Дидерих сухо сказал, что не хочет терять времени и этим же летом закончит свою докторскую работу. Он проводил Бука в переднюю. "И дурак же ты, - подумал он - Не заметил, что у меня девушка".

Он вернулся в комнату, самодовольно ощущая свое превосходство над Буком, да и над Агнес, которая безропотно ждала его в темной каморке.
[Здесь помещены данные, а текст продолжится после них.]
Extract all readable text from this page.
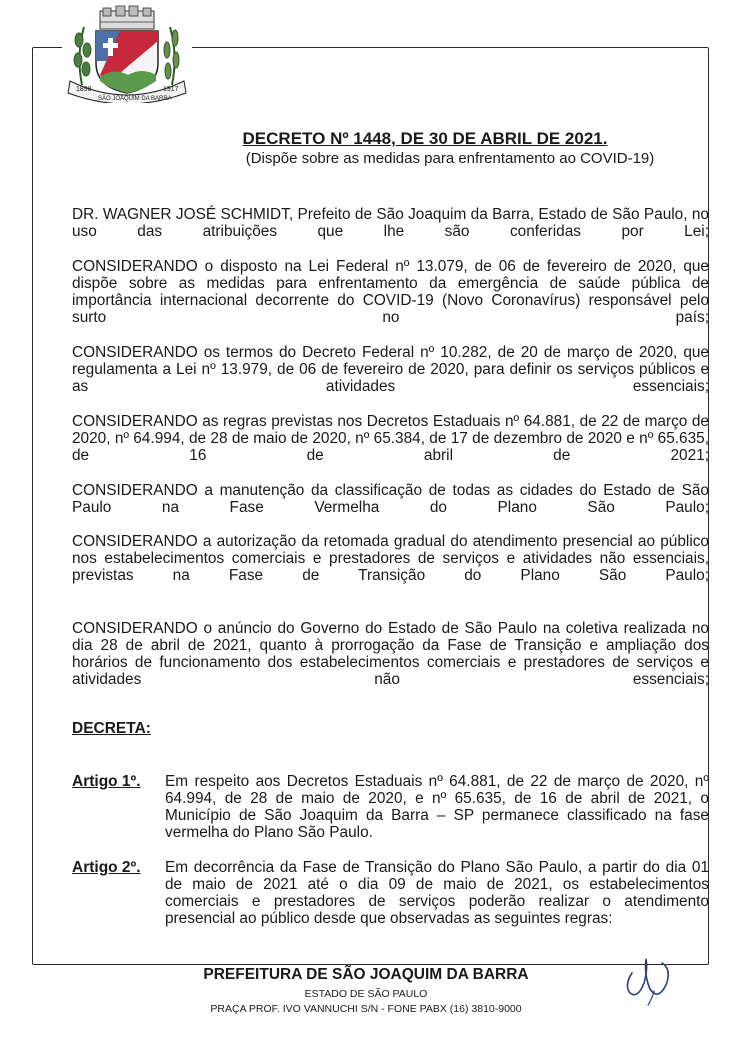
1898	1917
SÃO JOAQUIM DA BARRA
DECRETO Nº 1448, DE 30 DE ABRIL DE 2021.
(Dispõe sobre as medidas para enfrentamento ao COVID-19)

DR. WAGNER JOSÉ SCHMIDT, Prefeito de São Joaquim da Barra, Estado de São Paulo, no uso das atribuições que lhe são conferidas por Lei;

CONSIDERANDO o disposto na Lei Federal nº 13.079, de 06 de fevereiro de 2020, que dispõe sobre as medidas para enfrentamento da emergência de saúde pública de importância internacional decorrente do COVID-19 (Novo Coronavírus) responsável pelo surto no país;

CONSIDERANDO os termos do Decreto Federal nº 10.282, de 20 de março de 2020, que regulamenta a Lei nº 13.979, de 06 de fevereiro de 2020, para definir os serviços públicos e as atividades essenciais;

CONSIDERANDO as regras previstas nos Decretos Estaduais nº 64.881, de 22 de março de 2020, nº 64.994, de 28 de maio de 2020, nº 65.384, de 17 de dezembro de 2020 e nº 65.635, de 16 de abril de 2021;

CONSIDERANDO a manutenção da classificação de todas as cidades do Estado de São Paulo na Fase Vermelha do Plano São Paulo;

CONSIDERANDO a autorização da retomada gradual do atendimento presencial ao público nos estabelecimentos comerciais e prestadores de serviços e atividades não essenciais, previstas na Fase de Transição do Plano São Paulo;

CONSIDERANDO o anúncio do Governo do Estado de São Paulo na coletiva realizada no dia 28 de abril de 2021, quanto à prorrogação da Fase de Transição e ampliação dos horários de funcionamento dos estabelecimentos comerciais e prestadores de serviços e atividades não essenciais;

DECRETA:
Artigo 1º. Em respeito aos Decretos Estaduais nº 64.881, de 22 de março de 2020, nº 64.994, de 28 de maio de 2020, e nº 65.635, de 16 de abril de 2021, o Município de São Joaquim da Barra – SP permanece classificado na fase vermelha do Plano São Paulo.

Artigo 2º. Em decorrência da Fase de Transição do Plano São Paulo, a partir do dia 01 de maio de 2021 até o dia 09 de maio de 2021, os estabelecimentos comerciais e prestadores de serviços poderão realizar o atendimento presencial ao público desde que observadas as seguintes regras:

PREFEITURA DE SÃO JOAQUIM DA BARRA
ESTADO DE SÃO PAULO
PRAÇA PROF. IVO VANNUCHI S/N - FONE PABX (16) 3810-9000
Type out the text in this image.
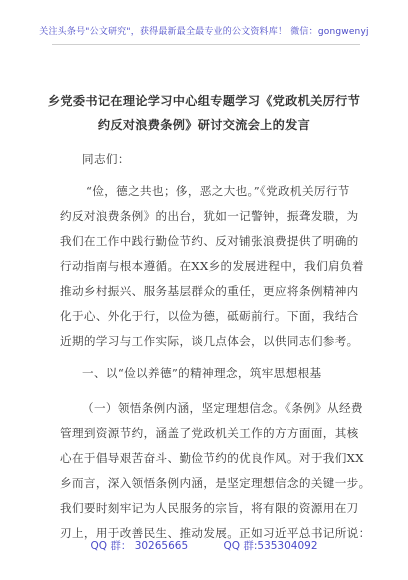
关注头条号"公文研究"，获得最新最全最专业的公文资料库！ 微信：gongwenyj
乡党委书记在理论学习中心组专题学习《党政机关厉行节
约反对浪费条例》研讨交流会上的发言
同志们：
“俭，德之共也；侈，恶之大也。”《党政机关厉行节
约反对浪费条例》的出台，犹如一记警钟，振聋发聩，为
我们在工作中践行勤俭节约、反对铺张浪费提供了明确的
行动指南与根本遵循。在XX乡的发展进程中，我们肩负着
推动乡村振兴、服务基层群众的重任，更应将条例精神内
化于心、外化于行，以俭为德，砥砺前行。下面，我结合
近期的学习与工作实际，谈几点体会，以供同志们参考。
一、以“俭以养德”的精神理念，筑牢思想根基
（一）领悟条例内涵，坚定理想信念。《条例》从经费
管理到资源节约，涵盖了党政机关工作的方方面面，其核
心在于倡导艰苦奋斗、勤俭节约的优良作风。对于我们XX
乡而言，深入领悟条例内涵，是坚定理想信念的关键一步。
我们要时刻牢记为人民服务的宗旨，将有限的资源用在刀
刃上，用于改善民生、推动发展。正如习近平总书记所说：
QQ 群： 30265665	QQ 群:535304092
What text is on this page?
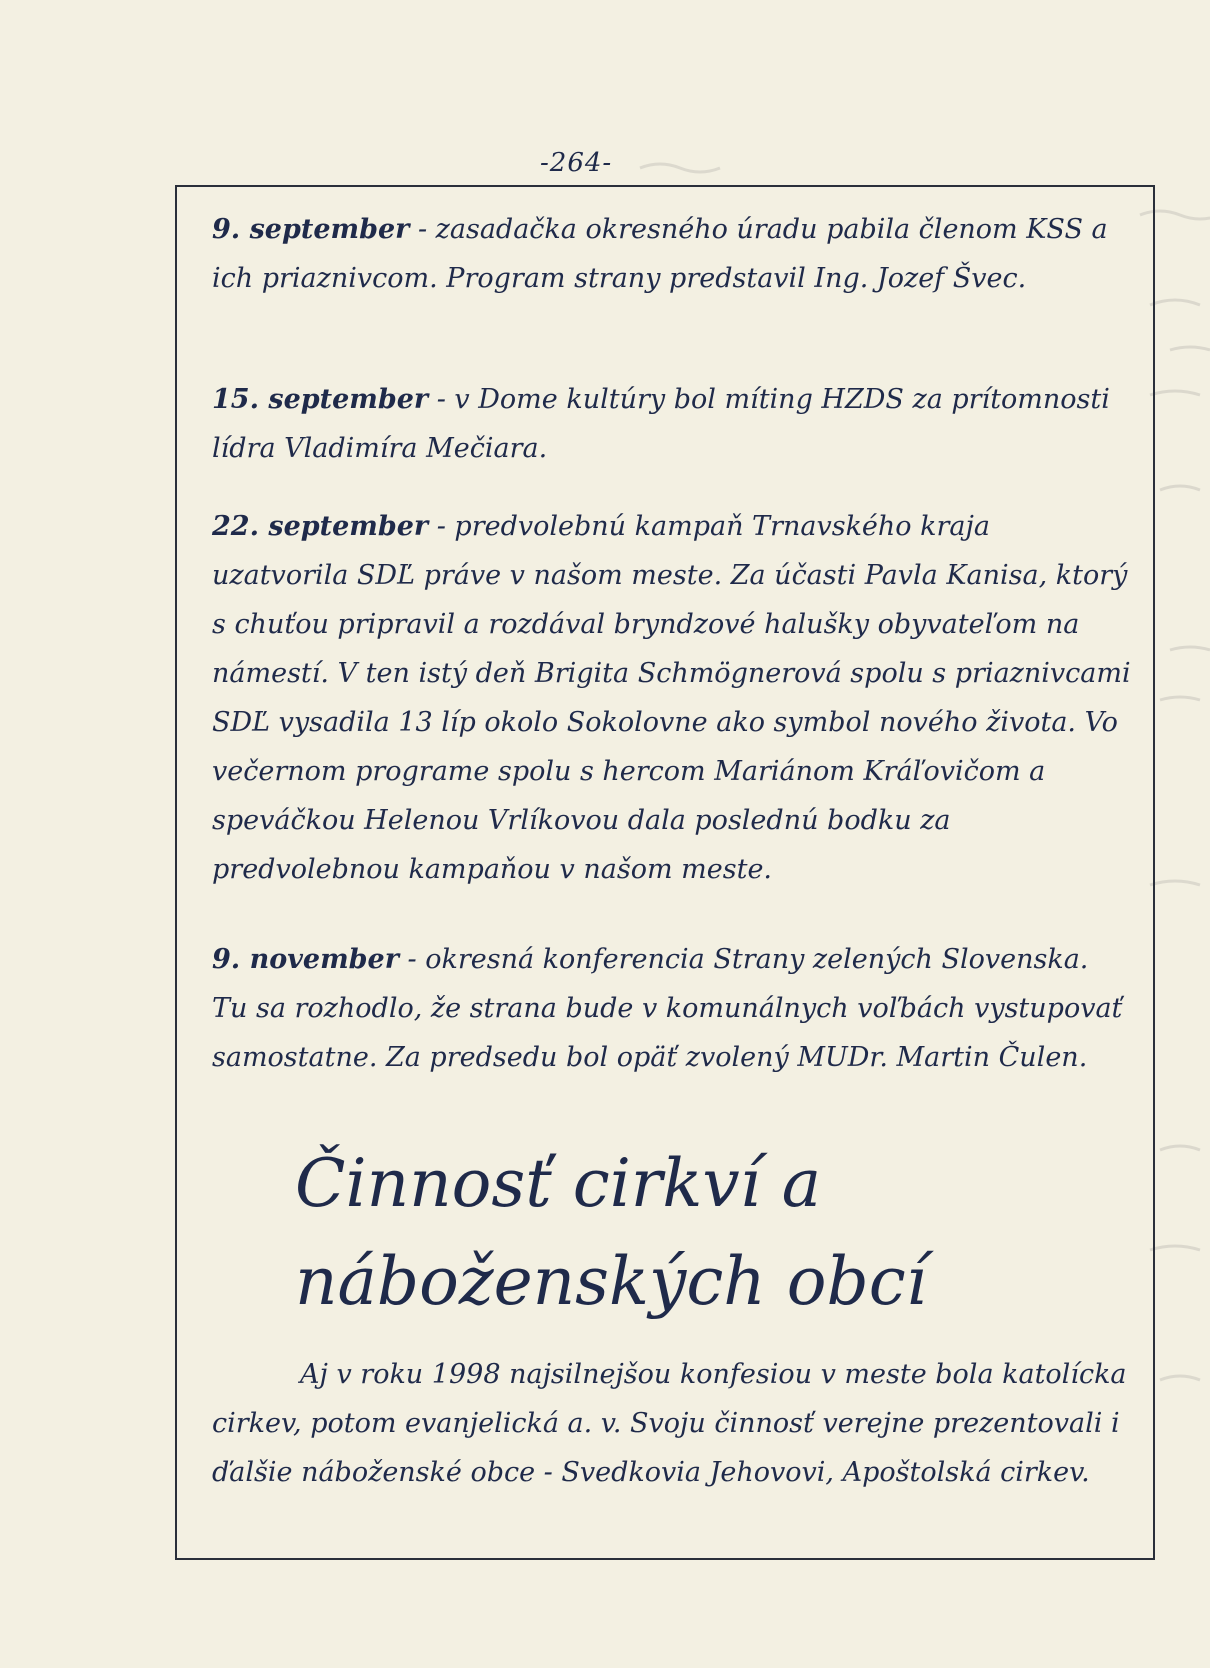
-264-
9. september - zasadačka okresného úradu pabila členom KSS a ich priaznivcom. Program strany predstavil Ing. Jozef Švec.
15. september - v Dome kultúry bol míting HZDS za prítomnosti lídra Vladimíra Mečiara.
22. september - predvolebnú kampaň Trnavského kraja uzatvorila SDĽ práve v našom meste. Za účasti Pavla Kanisa, ktorý s chuťou pripravil a rozdával bryndzové halušky obyvateľom na námestí. V ten istý deň Brigita Schmögnerová spolu s priaznivcami SDĽ vysadila 13 líp okolo Sokolovne ako symbol nového života. Vo večernom programe spolu s hercom Mariánom Kráľovičom a speváčkou Helenou Vrlíkovou dala poslednú bodku za predvolebnou kampaňou v našom meste.
9. november - okresná konferencia Strany zelených Slovenska. Tu sa rozhodlo, že strana bude v komunálnych voľbách vystupovať samostatne. Za predsedu bol opäť zvolený MUDr. Martin Čulen.
Činnosť cirkví a náboženských obcí
Aj v roku 1998 najsilnejšou konfesiou v meste bola katolícka cirkev, potom evanjelická a. v. Svoju činnosť verejne prezentovali i ďalšie náboženské obce - Svedkovia Jehovovi, Apoštolská cirkev.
Он открыл дверь. Агнес сидела, перевесившись через спинку стула, тяжело дышала и прижимала к губам носовой платок. Она подняла на него воспаленные глаза. Он увидел, что она чуть не задохнулась, что она тут, в каморке, наплакалась, пока он там в комнате пил коньяк и нес всякий вздор. Он было рванулся к ней с безграничным раскаянием. Она любит его! Она сидела здесь и во имя любви к нему все сносила. Еще мгновение, и он протянет руки, кинется к ней и со слезами попросит прощения. Но он вовремя сдержался из страха перед этой сценой и последующим сентиментальным настроением, которое стоило бы ему нескольких рабочих дней, а ей опять дало бы перевес над ним. Нет, он ей не покорится! Агнес, несомненно, все это умышленно преувеличивает. И он слегка коснулся губами ее лба.

- Ты уже здесь? - спросил он. - Я даже не видел, как ты вошла.

Она встрепенулась, хотела что-то ответить, но промолчала.